The operation known as Operation Sky involved 1,600 police officers who were deployed in 200 raids across Belgium, arresting higher-ups in the criminal underworld who were caught after Belgian authorities cracked the encrypted messaging service Sky ECC.
It was an ambitious crackdown, and some of the financing for the operation came from €585,000 in fines paid by Polish-Italian gangster Riccardo Fanchini, who Belgium helped bring down back in 2007, according to reporting from De Standaard.
Fanchini was a drug smuggler convicted in Belgium for fraud involving a vodka company. He had set up an international smuggling route in the early 2000’s, transporting not only cocaine and other illegal substances but also electronics and cigarettes. One of the ways he laundered the money from the smuggling enterprise was with investments in real estate projects on the Black Sea.
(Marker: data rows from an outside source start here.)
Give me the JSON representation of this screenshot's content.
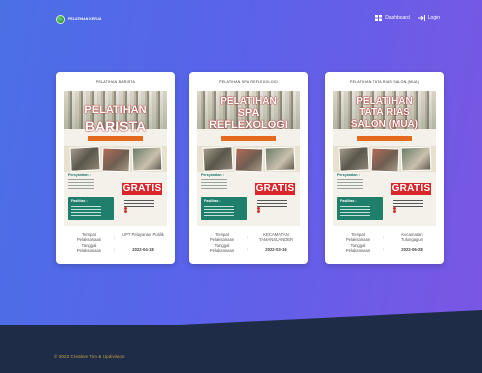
{
  "header": {
    "logo_text": "PELATIHAN KERJA",
    "nav": [
      {
        "label": "Dashboard",
        "icon": "dashboard-icon"
      },
      {
        "label": "Login",
        "icon": "login-icon"
      }
    ]
  },
  "cards": [
    {
      "title": "PELATIHAN BARISTA",
      "poster": {
        "line1": "PELATIHAN",
        "line2": "BARISTA",
        "line3": "",
        "gratis": "GRATIS",
        "persyaratan": "Persyaratan :",
        "fasilitas": "Fasilitas :"
      },
      "details": {
        "place_label": "Tempat Pelaksanaan",
        "place_value": "UPT Pelayanan Publik",
        "date_label": "Tanggal Pelaksanaan",
        "date_value": "2022-04-18"
      }
    },
    {
      "title": "PELATIHAN SPA REFLEXOLOGI",
      "poster": {
        "line1": "PELATIHAN",
        "line2": "SPA",
        "line3": "REFLEXOLOGI",
        "gratis": "GRATIS",
        "persyaratan": "Persyaratan :",
        "fasilitas": "Fasilitas :"
      },
      "details": {
        "place_label": "Tempat Pelaksanaan",
        "place_value": "KECAMATAN TAMANSLANDER",
        "date_label": "Tanggal Pelaksanaan",
        "date_value": "2022-03-16"
      }
    },
    {
      "title": "PELATIHAN TATA RIAS SALON (MUA)",
      "poster": {
        "line1": "PELATIHAN",
        "line2": "TATA RIAS",
        "line3": "SALON (MUA)",
        "gratis": "GRATIS",
        "persyaratan": "Persyaratan :",
        "fasilitas": "Fasilitas :"
      },
      "details": {
        "place_label": "Tempat Pelaksanaan",
        "place_value": "Kecamatan Tulungagun",
        "date_label": "Tanggal Pelaksanaan",
        "date_value": "2022-06-28"
      }
    }
  ],
  "footer": {
    "copyright": "© 2022 Creative Tim & Updivision"
  },
  "colors": {
    "hero_left": "#4b6fe6",
    "hero_right": "#7a56e4",
    "footer_bg": "#1e2c47",
    "gratis_red": "#d9262b",
    "fasilitas_green": "#1f7f6a"
  }
}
The money laundering was investigated by detectives in Antwerp, where Fanchini kept his address, while American authorities in the United States looked into the drug smuggling.
Eventually, Fanchini was successfully arrested in London and stood trial in the US, where he was sentenced to ten years in prison and given a fine of USD 2 million, around half of which the Americans donated to their Belgian colleagues as a token of gratitude: the €585,000.
The money was gifted in 2012, but remained in the accounts of the Central Office for Seizure and Forfeiture (COIV) until last fall, when it was given to the federal police in Antwerp in order to invest in new technology that led to the cracking of Sky ECC.
The consequences of that cracking are expected to be felt over weeks and months to come. The initial operation primarily targeted people involved in the distribution of the special phones customised with the encrypted messaging service, and high profile arrests have already included lawyers and police officers.
“I would not be surprised if members of the judicial system are also implicated,” Justice Minister Vincent Van Quickenborne said on Saturday in an interview with Het Nieuwsblad and Gazet van Antwerpen.
About €1.2 million and 17 tonnes of cocaine were seized, along with diamonds, jewellery, luxury vehicles, police uniforms and weapons, in searches conducted throughout Belgium as part of the Operation.